Please note: In 2003, the CTF updated its Grades of Recommendations to include an "I Recommendation" for situations where insufficient evidence exists to allow a recommendation to be made. (Formerly, these situations were captured under a "C Recommendation".) This change is not retroactive, and all "C Recommendations" made prior to 2003 have not been reevaluated in light of the new "I" recommendation grade. For a discussion of these recommendation grades, please link to the 2003 article in the Canadian Medical Association Journal here.
Objective
To evaluate the quality of evidence pertaining
to homocysteine and coronary artery disease (CAD) and make recommendations
regarding screening and treatment of hyperhomocysteinemia.
Burden of Suffering
Cardiovascular disease is the leading cause of
death in Canada, accounting for almost 40% of all deaths. While mortality
rates for ischemic heart disease are declining, the costs to society remain
high. Since a number of cardiovascular deaths may be preventable, the search
for novel risk factors continues. Homocysteine is an intermediate that
is generated in the metabolism of methionine. Therefore, altered homocysteine
metabolism has become the focus of increasing attention based on its potential
role in the pathogenesis of atherosclerosis and other conditions, such
as venous thrombosis and neural tube defects.
The prevalence of hyperhomocysteinemia in the general population is between 5 and 10%, based on a threshold set at the 90th or 95th percentile (approximately 15 mmol/L). However, rates may be as high as 30 to 40% in the elderly. If population-based studies are correct, then up to 10% of coronary events may be attributable to plasma homocysteine. Thus, homocysteine may represent an important and potentially modifiable risk factor for cardiovascular disease.
Options
Screening of serum homocysteine in patients who
have either no symptoms of CAD at baseline (primary prevention) or those
with known CAD (secondary prevention); treatment of patients with high
homocysteine levels to prevent CAD
Outcomes
Cardiovascular death and overall mortality in patients with established
coronary artery disease.
Evidence
MEDLINE was searched from 1966 to June 1999 using
the MeSH headings homocysteine; hyperhomocysteinemia; methionine; coronary
disease; arteriosclerosis; myocardial ischemia; folic acid; vitamin B12;
vitamin B6; and pyridoxine. Relevant articles were also identified
through a manual review of references.
Values
The 10-member Task Force of experts in family medicine, geriatric medicine,
pediatrics, psychiatry and epidemiology used an evidence-based method for
evaluating the effectiveness of preventive health care interventions. Recommendations
were not based on cost-effectiveness of options. Patient preferences were
not discussed.
Background papers providing critical appraisal of the evidence and tentative recommendations prepared by the chapter author were pre-circulated to the members.

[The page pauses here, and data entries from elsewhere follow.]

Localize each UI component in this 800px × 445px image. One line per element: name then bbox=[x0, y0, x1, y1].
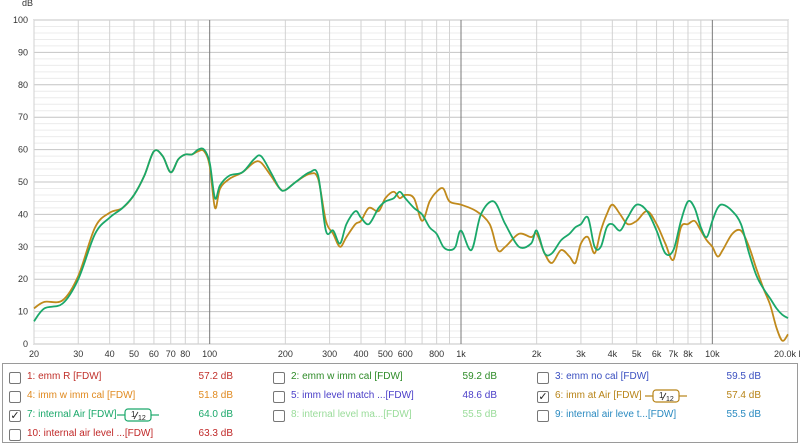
grid bbox=[33, 19, 789, 345]
legend-value: 48.6 dB bbox=[462, 390, 497, 401]
x-tick-label: 6k bbox=[652, 349, 662, 359]
legend-item: 9: internal air leve t...[FDW] 55.5 dB bbox=[531, 406, 793, 426]
legend-value: 64.0 dB bbox=[198, 409, 233, 420]
legend-item: ✓ 7: internal Air [FDW] 1 12 64.0 dB bbox=[3, 406, 265, 426]
x-axis-ticks: 20 30 40 50 60 70 80 100 200 300 400 500 600 800 1k 2k 3… bbox=[29, 349, 800, 359]
legend-checkbox[interactable] bbox=[9, 429, 21, 441]
svg-text:1: 1 bbox=[659, 391, 664, 400]
legend-item: 8: internal level ma...[FDW] 55.5 dB bbox=[267, 406, 529, 426]
x-tick-label: 3k bbox=[576, 349, 586, 359]
y-tick-label: 50 bbox=[18, 177, 28, 187]
y-tick-label: 10 bbox=[18, 307, 28, 317]
x-tick-label: 40 bbox=[105, 349, 115, 359]
y-tick-label: 30 bbox=[18, 242, 28, 252]
legend-value: 57.2 dB bbox=[198, 371, 233, 382]
svg-text:1: 1 bbox=[131, 410, 136, 419]
legend-label: 5: imm level match ...[FDW] bbox=[291, 390, 414, 401]
x-tick-label: 600 bbox=[398, 349, 413, 359]
legend-checkbox[interactable] bbox=[9, 372, 21, 384]
legend-label: 1: emm R [FDW] bbox=[27, 371, 102, 382]
svg-text:12: 12 bbox=[138, 415, 146, 422]
y-axis-ticks: 0 10 20 30 40 50 60 70 80 90 100 bbox=[13, 15, 28, 349]
y-tick-label: 60 bbox=[18, 145, 28, 155]
x-tick-label: 300 bbox=[322, 349, 337, 359]
legend-panel: 1: emm R [FDW] 57.2 dB 2: emm w imm cal [F… bbox=[2, 363, 798, 443]
x-tick-label: 20.0k Hz bbox=[774, 349, 800, 359]
legend-checkbox[interactable] bbox=[273, 410, 285, 422]
legend-checkbox[interactable] bbox=[537, 372, 549, 384]
x-tick-label: 400 bbox=[353, 349, 368, 359]
smoothing-badge[interactable]: 1 12 bbox=[117, 408, 159, 422]
x-tick-label: 500 bbox=[378, 349, 393, 359]
x-tick-label: 50 bbox=[129, 349, 139, 359]
legend-label: 7: internal Air [FDW] bbox=[27, 409, 117, 420]
x-tick-label: 800 bbox=[429, 349, 444, 359]
legend-checkbox[interactable] bbox=[537, 410, 549, 422]
x-tick-label: 2k bbox=[532, 349, 542, 359]
series-lines bbox=[33, 147, 789, 342]
legend-label: 4: imm w imm cal [FDW] bbox=[27, 390, 136, 401]
x-tick-label: 80 bbox=[180, 349, 190, 359]
frequency-response-chart: 0 10 20 30 40 50 60 70 80 90 100 20 30 40 50 60 70 80 100… bbox=[13, 0, 800, 359]
legend-checkbox[interactable] bbox=[273, 391, 285, 403]
x-tick-label: 1k bbox=[456, 349, 466, 359]
x-tick-label: 10k bbox=[705, 349, 720, 359]
smoothing-badge[interactable]: 1 12 bbox=[645, 389, 687, 403]
legend-item: 1: emm R [FDW] 57.2 dB bbox=[3, 368, 265, 388]
legend-label: 8: internal level ma...[FDW] bbox=[291, 409, 412, 420]
x-tick-label: 30 bbox=[73, 349, 83, 359]
y-tick-label: 90 bbox=[18, 47, 28, 57]
legend-value: 55.5 dB bbox=[726, 409, 761, 420]
legend-checkbox[interactable]: ✓ bbox=[9, 410, 21, 422]
legend-value: 63.3 dB bbox=[198, 428, 233, 439]
legend-value: 59.5 dB bbox=[726, 371, 761, 382]
legend-checkbox[interactable] bbox=[9, 391, 21, 403]
legend-label: 3: emm no cal [FDW] bbox=[555, 371, 649, 382]
x-tick-label: 4k bbox=[608, 349, 618, 359]
x-tick-label: 70 bbox=[166, 349, 176, 359]
x-tick-label: 7k bbox=[669, 349, 679, 359]
legend-item: 2: emm w imm cal [FDW] 59.2 dB bbox=[267, 368, 529, 388]
series-line bbox=[33, 149, 789, 342]
legend-item: 10: internal air level ...[FDW] 63.3 dB bbox=[3, 425, 265, 445]
legend-item: 3: emm no cal [FDW] 59.5 dB bbox=[531, 368, 793, 388]
legend-value: 51.8 dB bbox=[198, 390, 233, 401]
x-tick-label: 60 bbox=[149, 349, 159, 359]
legend-value: 57.4 dB bbox=[726, 390, 761, 401]
legend-label: 9: internal air leve t...[FDW] bbox=[555, 409, 677, 420]
x-tick-label: 5k bbox=[632, 349, 642, 359]
x-tick-label: 20 bbox=[29, 349, 39, 359]
legend-item: 4: imm w imm cal [FDW] 51.8 dB bbox=[3, 387, 265, 407]
y-tick-label: 100 bbox=[13, 15, 28, 25]
legend-item: 5: imm level match ...[FDW] 48.6 dB bbox=[267, 387, 529, 407]
legend-label: 10: internal air level ...[FDW] bbox=[27, 428, 154, 439]
y-tick-label: 0 bbox=[23, 339, 28, 349]
svg-text:12: 12 bbox=[666, 396, 674, 403]
legend-label: 2: emm w imm cal [FDW] bbox=[291, 371, 403, 382]
x-tick-label: 100 bbox=[202, 349, 217, 359]
legend-value: 55.5 dB bbox=[462, 409, 497, 420]
legend-checkbox[interactable] bbox=[273, 372, 285, 384]
y-tick-label: 70 bbox=[18, 112, 28, 122]
legend-item: ✓ 6: imm at Air [FDW] 1 12 57.4 dB bbox=[531, 387, 793, 407]
x-tick-label: 8k bbox=[683, 349, 693, 359]
legend-checkbox[interactable]: ✓ bbox=[537, 391, 549, 403]
legend-label: 6: imm at Air [FDW] bbox=[555, 390, 642, 401]
x-tick-label: 200 bbox=[278, 349, 293, 359]
y-tick-label: 20 bbox=[18, 274, 28, 284]
series-line bbox=[33, 147, 789, 322]
y-tick-label: 80 bbox=[18, 80, 28, 90]
y-axis-label: dB bbox=[22, 0, 33, 8]
legend-value: 59.2 dB bbox=[462, 371, 497, 382]
y-tick-label: 40 bbox=[18, 209, 28, 219]
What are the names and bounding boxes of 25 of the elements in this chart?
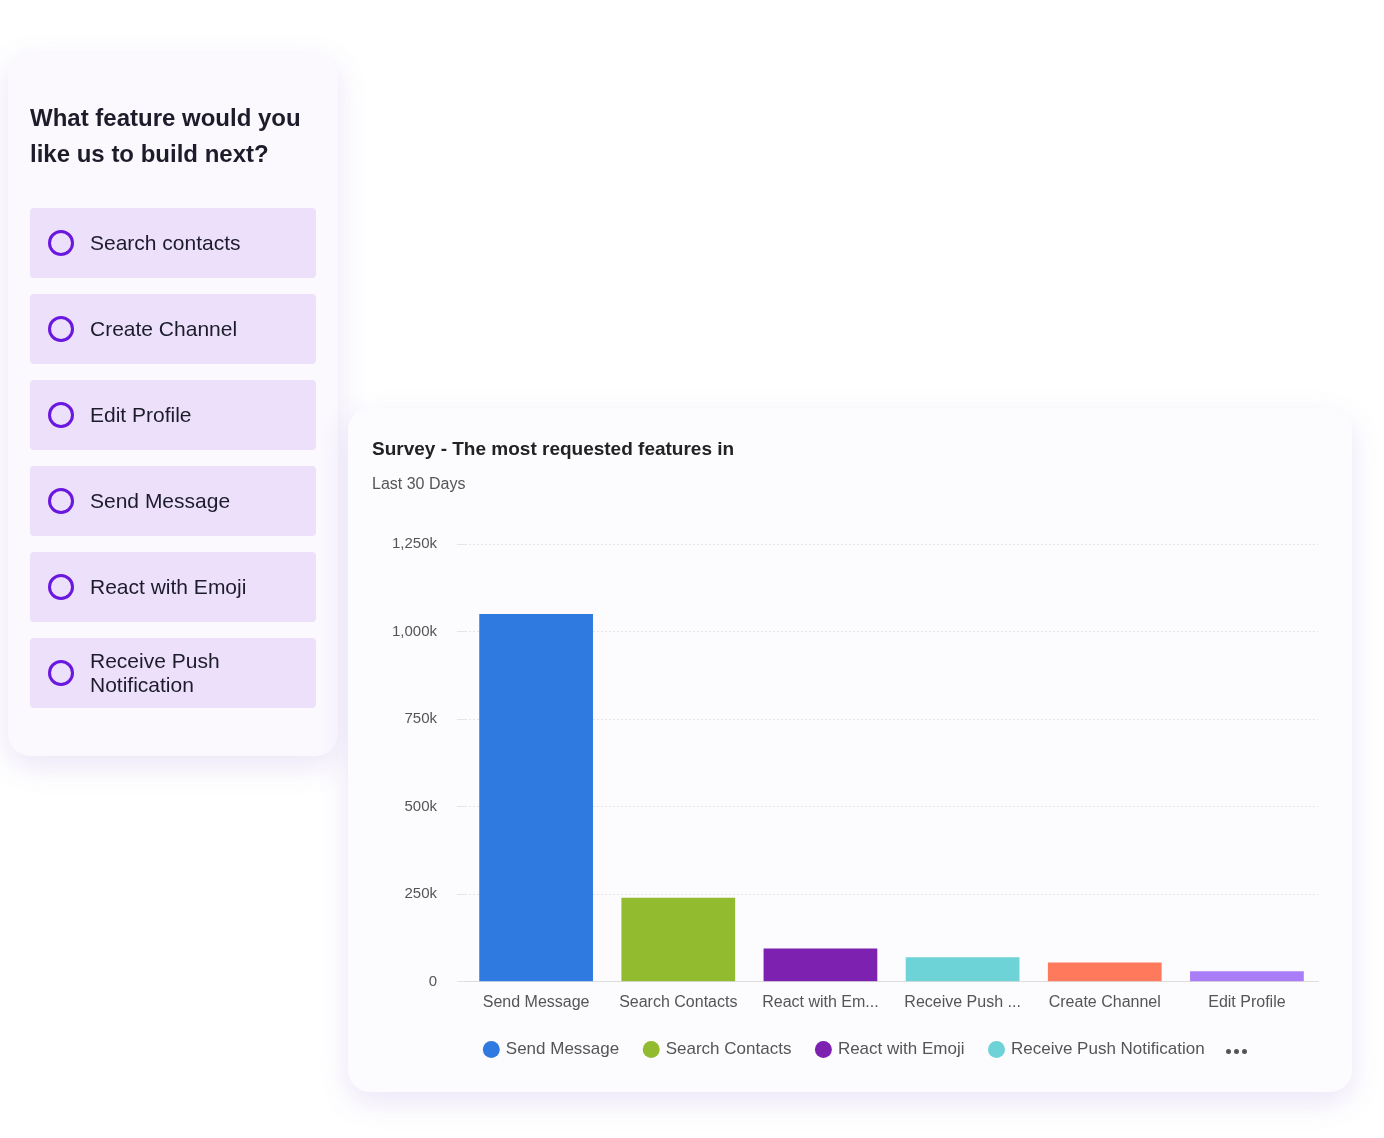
text: Create Channel (90, 317, 238, 341)
text: What feature would you like us to build next? (30, 103, 302, 169)
x-tick-label: React with Em... (762, 992, 879, 1010)
y-tick-label: 1,250k (391, 534, 438, 552)
legend-label: Send Message (505, 1039, 620, 1059)
legend-label: React with Emoji (837, 1039, 965, 1059)
y-tick-label: 0 (428, 971, 438, 989)
text: Edit Profile (90, 403, 192, 427)
text: Send Message (90, 489, 231, 513)
y-tick-label: 250k (404, 884, 438, 902)
y-tick-label: 1,000k (391, 621, 438, 639)
chart-title: Survey - The most requested features in (372, 437, 735, 459)
text: Search contacts (90, 231, 241, 255)
text: React with Emoji (90, 575, 247, 599)
chart-subtitle: Last 30 Days (372, 474, 466, 492)
x-tick-label: Create Channel (1048, 992, 1161, 1010)
legend-label: Search Contacts (665, 1039, 792, 1059)
x-tick-label: Search Contacts (619, 992, 738, 1010)
text: Receive Push Notification (90, 649, 221, 697)
x-tick-label: Receive Push ... (904, 992, 1021, 1010)
legend-label: Receive Push Notification (1010, 1039, 1205, 1059)
x-tick-label: Send Message (482, 992, 590, 1010)
y-tick-label: 750k (404, 709, 438, 727)
y-tick-label: 500k (404, 796, 438, 814)
x-tick-label: Edit Profile (1208, 992, 1286, 1010)
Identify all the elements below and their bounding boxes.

Evidence for this topic was presented and deliberated upon in a 2-day meeting in May 1998. Consensus was reached on final recommendations.
Benefits, Harms, and Costs
High-pressure liquid chromatography (HPLC), the most common method
used to measure total homocysteine (tHcy), has a coefficient of variation
of 3 to 11%. tHcy levels may be falsely lowered in the acute phase
of illness, such as myocardial infarction, while factors that may elevate
tHcy include genetic predisposition, increasing age, male gender, serum
creatinine, as well as delays in placing samples on ice. Medications
such as anti-epileptic drugs, methotrexate, nitrous oxide, and certain
disease states, such as psoriasis, acute lymphoblastic leukemia, breast
cancer, and hypothyroidism also increase levels, likely through effects
on vitamin status. Homocysteine is inversely correlated with serum
vitamin B6, B12, and folate. Thus, in populations with a higher prevalence
of B12 deficiency (such as the elderly), the specificity of plasma tHcy
as a cardiac risk factor may be reduced.
Current costs range between $30 and $50. However, newer, less costly techniques for measuring tHcy have been developed and should become more readily available.
Recommendations
Recommendation grade [A, B, C, D, E] and level of evidence
[I, II-1, II-2, II-3, III] are indicated after each recommendation. Citations
in support of individual recommendations are identified in the guideline
text.
Sponsors
The Canadian Task Force on Preventive Health
Care developed this guideline with funding from
the Provincial and Territorial Ministries of Health and Health Canada.